The BBC director general George Entwistle told ITV news on Thursday that he was satisfied that the corporation’s response to the scandal had been correct: “we went straight to the police with this as soon as we had a sense of the scale of what had been going on.”

However, in response to questions as to why a BBC Newsnight investigation into the former Top of the Pops presenter was dropped while tribute programmes following Jimmy Saville’s death were aired, Mr Entwistle said that he had only known that there was a Newsnight investigation, but “I had no idea what the nature of the investigation was.” At the time Mr Entwistle was BBC director of vision, meaning he was in charge of all BBC tv output but not the content of news programmes, which have their own BBC director.

The raft of allegations against Savile have been branded a “cesspit” by BBC Trust chairman Lord Patten, who said he wants to ensure the corporation’s policies are “fit for purpose”. He pledged its own independent inquiry will be launched as swiftly as possible after the police investigation.

Lord Patten has also suggested Mr Entwistle could make a prominent apology – possibly on prime-time TV – on behalf of the BBC once the claims have been investigated.
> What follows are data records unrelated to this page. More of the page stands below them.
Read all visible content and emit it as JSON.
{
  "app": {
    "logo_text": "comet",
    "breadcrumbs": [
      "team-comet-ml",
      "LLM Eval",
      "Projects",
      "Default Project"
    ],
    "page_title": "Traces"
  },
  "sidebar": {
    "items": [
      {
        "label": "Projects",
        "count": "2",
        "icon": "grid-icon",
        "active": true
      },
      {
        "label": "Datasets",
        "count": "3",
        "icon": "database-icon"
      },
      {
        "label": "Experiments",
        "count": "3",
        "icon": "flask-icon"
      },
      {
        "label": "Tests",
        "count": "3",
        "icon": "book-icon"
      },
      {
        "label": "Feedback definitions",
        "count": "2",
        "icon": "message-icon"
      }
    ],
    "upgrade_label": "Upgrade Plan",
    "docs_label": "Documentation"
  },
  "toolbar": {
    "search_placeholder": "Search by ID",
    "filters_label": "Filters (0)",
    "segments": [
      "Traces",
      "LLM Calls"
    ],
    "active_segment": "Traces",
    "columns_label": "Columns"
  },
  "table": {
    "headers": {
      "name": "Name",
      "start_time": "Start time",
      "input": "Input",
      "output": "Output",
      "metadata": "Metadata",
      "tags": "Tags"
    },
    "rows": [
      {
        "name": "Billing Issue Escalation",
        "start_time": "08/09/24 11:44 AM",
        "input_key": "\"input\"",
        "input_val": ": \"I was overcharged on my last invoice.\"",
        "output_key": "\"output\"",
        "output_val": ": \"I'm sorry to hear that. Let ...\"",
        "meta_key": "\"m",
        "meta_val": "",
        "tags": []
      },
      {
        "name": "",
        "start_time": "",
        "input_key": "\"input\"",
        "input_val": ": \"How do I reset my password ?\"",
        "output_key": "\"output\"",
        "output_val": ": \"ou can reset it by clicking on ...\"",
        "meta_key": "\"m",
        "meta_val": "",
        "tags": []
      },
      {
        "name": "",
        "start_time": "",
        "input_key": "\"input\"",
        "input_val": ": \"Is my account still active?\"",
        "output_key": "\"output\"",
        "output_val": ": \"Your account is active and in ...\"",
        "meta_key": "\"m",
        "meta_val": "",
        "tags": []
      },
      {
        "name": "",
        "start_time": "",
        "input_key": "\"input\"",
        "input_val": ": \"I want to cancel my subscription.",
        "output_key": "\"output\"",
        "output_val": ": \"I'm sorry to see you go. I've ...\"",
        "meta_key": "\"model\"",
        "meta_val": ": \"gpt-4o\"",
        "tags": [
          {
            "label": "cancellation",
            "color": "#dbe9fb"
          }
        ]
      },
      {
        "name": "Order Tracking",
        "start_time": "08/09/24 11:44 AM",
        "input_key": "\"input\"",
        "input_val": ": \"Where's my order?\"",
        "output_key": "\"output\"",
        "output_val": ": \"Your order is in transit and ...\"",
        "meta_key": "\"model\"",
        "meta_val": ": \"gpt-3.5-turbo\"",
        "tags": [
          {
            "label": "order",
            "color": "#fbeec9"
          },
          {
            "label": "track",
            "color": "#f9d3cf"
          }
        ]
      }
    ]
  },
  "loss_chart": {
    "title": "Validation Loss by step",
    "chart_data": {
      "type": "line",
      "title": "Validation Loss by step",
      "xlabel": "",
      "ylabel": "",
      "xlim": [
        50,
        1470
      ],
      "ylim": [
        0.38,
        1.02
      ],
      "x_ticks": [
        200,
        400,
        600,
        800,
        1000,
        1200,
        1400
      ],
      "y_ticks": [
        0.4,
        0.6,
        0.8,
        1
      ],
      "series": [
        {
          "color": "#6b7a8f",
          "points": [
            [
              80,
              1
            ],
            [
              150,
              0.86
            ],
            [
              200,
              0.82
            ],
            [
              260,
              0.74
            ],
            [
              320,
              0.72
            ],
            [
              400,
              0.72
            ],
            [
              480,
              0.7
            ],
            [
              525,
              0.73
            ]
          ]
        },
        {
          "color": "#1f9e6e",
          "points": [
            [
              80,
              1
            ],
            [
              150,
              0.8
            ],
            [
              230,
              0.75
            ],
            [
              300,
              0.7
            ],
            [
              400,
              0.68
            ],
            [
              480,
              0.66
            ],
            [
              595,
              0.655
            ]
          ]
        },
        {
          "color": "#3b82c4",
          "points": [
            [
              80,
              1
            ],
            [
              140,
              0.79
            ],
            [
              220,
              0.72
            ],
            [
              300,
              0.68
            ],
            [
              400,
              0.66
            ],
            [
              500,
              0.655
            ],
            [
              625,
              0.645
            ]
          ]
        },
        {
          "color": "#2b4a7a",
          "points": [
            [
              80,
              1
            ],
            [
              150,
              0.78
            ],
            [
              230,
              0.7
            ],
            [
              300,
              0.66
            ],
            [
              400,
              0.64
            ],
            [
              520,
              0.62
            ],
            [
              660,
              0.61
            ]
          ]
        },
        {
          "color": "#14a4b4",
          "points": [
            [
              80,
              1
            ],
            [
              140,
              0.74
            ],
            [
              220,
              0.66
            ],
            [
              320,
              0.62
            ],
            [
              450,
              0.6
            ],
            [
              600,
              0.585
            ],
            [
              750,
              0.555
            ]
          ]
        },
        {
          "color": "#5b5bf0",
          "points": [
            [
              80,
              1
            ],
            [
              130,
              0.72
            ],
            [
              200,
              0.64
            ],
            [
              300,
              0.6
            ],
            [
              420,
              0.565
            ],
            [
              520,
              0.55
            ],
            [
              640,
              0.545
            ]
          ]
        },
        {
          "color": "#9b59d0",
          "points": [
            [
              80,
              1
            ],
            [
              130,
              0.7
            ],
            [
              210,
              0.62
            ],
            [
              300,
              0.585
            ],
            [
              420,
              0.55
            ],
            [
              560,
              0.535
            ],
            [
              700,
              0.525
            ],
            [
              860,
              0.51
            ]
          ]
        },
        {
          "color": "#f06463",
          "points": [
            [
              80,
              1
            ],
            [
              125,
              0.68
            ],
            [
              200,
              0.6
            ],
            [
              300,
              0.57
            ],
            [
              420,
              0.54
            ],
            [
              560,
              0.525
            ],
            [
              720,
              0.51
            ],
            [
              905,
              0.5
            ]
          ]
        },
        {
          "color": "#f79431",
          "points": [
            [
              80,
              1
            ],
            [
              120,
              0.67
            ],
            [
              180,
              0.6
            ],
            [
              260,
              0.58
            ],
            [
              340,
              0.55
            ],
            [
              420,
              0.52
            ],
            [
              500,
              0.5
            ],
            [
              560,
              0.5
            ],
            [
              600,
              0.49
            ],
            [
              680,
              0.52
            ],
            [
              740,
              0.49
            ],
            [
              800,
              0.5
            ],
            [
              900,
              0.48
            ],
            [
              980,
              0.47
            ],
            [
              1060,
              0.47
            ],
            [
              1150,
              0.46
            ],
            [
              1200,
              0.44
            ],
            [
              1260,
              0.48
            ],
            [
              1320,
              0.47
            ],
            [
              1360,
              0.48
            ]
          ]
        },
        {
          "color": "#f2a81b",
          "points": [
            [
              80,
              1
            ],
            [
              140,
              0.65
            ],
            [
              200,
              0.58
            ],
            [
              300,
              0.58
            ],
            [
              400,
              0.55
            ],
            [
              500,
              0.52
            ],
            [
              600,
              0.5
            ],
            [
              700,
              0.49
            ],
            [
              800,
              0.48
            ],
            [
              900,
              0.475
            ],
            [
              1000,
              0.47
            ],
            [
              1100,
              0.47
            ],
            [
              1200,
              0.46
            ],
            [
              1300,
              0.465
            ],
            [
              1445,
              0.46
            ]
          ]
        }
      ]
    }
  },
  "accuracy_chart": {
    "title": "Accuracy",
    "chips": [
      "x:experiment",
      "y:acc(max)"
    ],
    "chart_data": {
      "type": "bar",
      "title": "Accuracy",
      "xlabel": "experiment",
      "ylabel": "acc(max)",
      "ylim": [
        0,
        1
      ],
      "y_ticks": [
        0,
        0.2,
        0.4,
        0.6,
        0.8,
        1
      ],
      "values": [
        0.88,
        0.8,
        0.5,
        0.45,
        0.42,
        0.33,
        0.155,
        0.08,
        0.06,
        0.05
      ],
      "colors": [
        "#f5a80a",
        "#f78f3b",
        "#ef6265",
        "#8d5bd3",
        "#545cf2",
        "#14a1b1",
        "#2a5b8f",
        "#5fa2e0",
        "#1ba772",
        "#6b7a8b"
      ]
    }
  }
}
“The BBC has in place child protection policies, processes, guidance for us by all staff on and off the premises and independents making programmes for the BBC,” he said.

“We’ve asked the director-general to assure us that those policies are up to date and fit for purpose, that they’re effective in protecting minors and under-age children.

“We’ve also said that we want to be satisfied on the arrangements in place for dealing with sexual harassment, bullying and whistleblowing, and we want to be sure that those guidelines that do exist are gold standard and up to date and comply with current best practice.”


It has also been announced that a conference venue in Leeds currently known as the Savile Hall will be renamed. The venue’s owners, Royal Armouries International, said they were acting “out of respect for public opinion.”